I literally tried everything.Need help. #Error#. TypeError: conv2d(): argument 'input' (position 1) must be Tensor, not tuple

Define Autoencoder

#dropout_p= 0.5
class Autoencoder(nn.Module):

def __init__(self):
    super(Autoencoder, self).__init__()
    self.encoder = nn.Sequential(
       # nn.Dropout2d(dropout_p= 0.5),
        nn.Conv2d(1, 16,kernel_size=3,stride =1, padding= 1,bias= False),  
        nn.MaxPool2d( 2, 2,return_indices=True),  
        nn.Conv2d(16,32,kernel_size=3,stride =1, padding=1),  
        nn.MaxPool2d(2, 2,return_indices=True),  
        nn.Conv2d(32,64,kernel_size=3,stride =1, padding= 1),  
        nn.MaxPool2d(2, 2,return_indices=True),  
    self.decoder = nn.Sequential(
        nn.MaxUnpool2d(2, 2),
        nn.ConvTranspose2d(64, 32, kernel_size=3), 
        nn.MaxUnpool2d(2, 2),
        nn.ConvTranspose2d(32, 16, kernel_size=3),  
        nn.MaxUnpool2d(2, 2),
        nn.ConvTranspose2d(16, 8, kernel_size=3)

def forward(self, x):
    x = self.encoder(x)
    encoded_x = x
    x = self.decoder(x)
    return x, encoded_x

num_epochs = 5
batch_size = 128
learning_rate = 1e-5
model= Autoencoder()
criterion = nn.CrossEntropyLoss()
optimizer = torch.optim.Adam(model.parameters(), lr=learning_rate)
for epoch in range(num_epochs):
for data in loader_train_set:
img, label = data
img = img.view(-1,1,320,240)
img = Variable(img)
# img = torch.from_numpy(numpy.array(img))
encoded_output = model.encoder(img)
loss = criterion(encoded_output, img)

print(‘epoch [{}/{}], loss:{:.4f}’.format(epoch+1, num_epochs, loss.data()))

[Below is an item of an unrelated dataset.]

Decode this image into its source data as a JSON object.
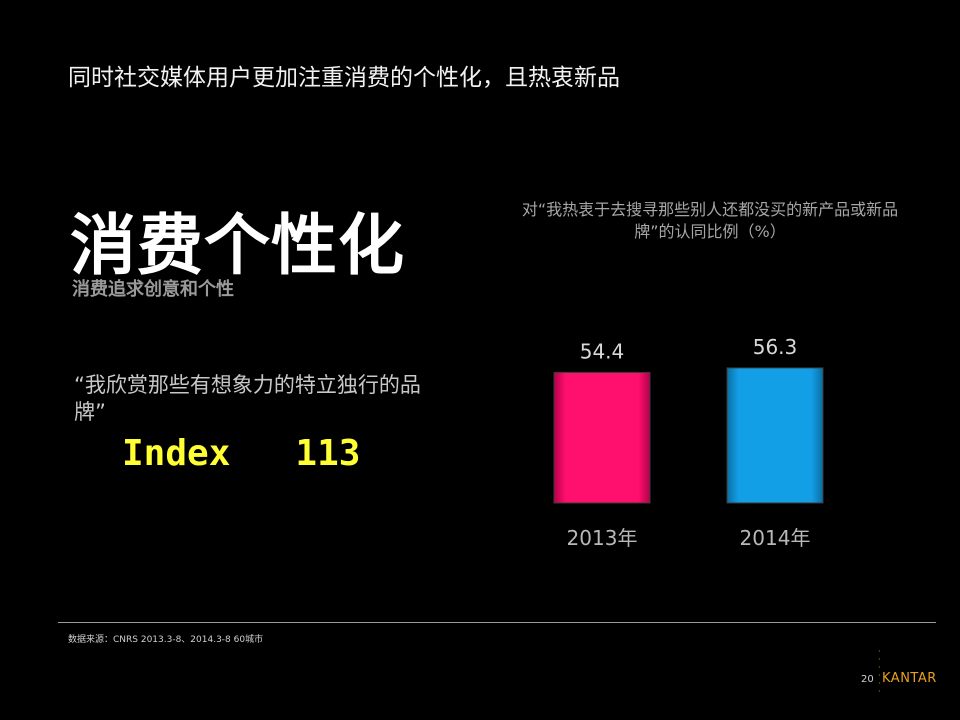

The problem is that you’re using MaxPool2d with return_indices=True.
This means that it will return a tuple with both the value and the indices.
This is not handled by the convolution layer that follows.

Thank you. It worked, but got “RuntimeError: only batches of spatial targets supported (3D tensors) but got targets of dimension: 4” error

This happens in the CrossEntropyLoss right?
This is because the input is not of the right shape. You should check the doc here.
If you want to do classification for each pixel given the score in the channel, you want to transpose the output to be of size nb_samples x nb_classes. And the label should be nb_samples. Where nb_samples = batch_size * height * width.

Can you please write it in a code

It depends a bit on the task you want to do.
if you want cross entropy for each pixel independently:

output_of_net = torch.rand(batch, nb_class, height, width)
label = torch.LongTensor(batch, height, width)

output_of_net_linearized = output_of_net.permute(0, 2, 3, 1).reshape(-1, output_of_net.size(1))
label_linearized = label.view(-1)
loss = criterion(output_of_net_linearized, label_linearized)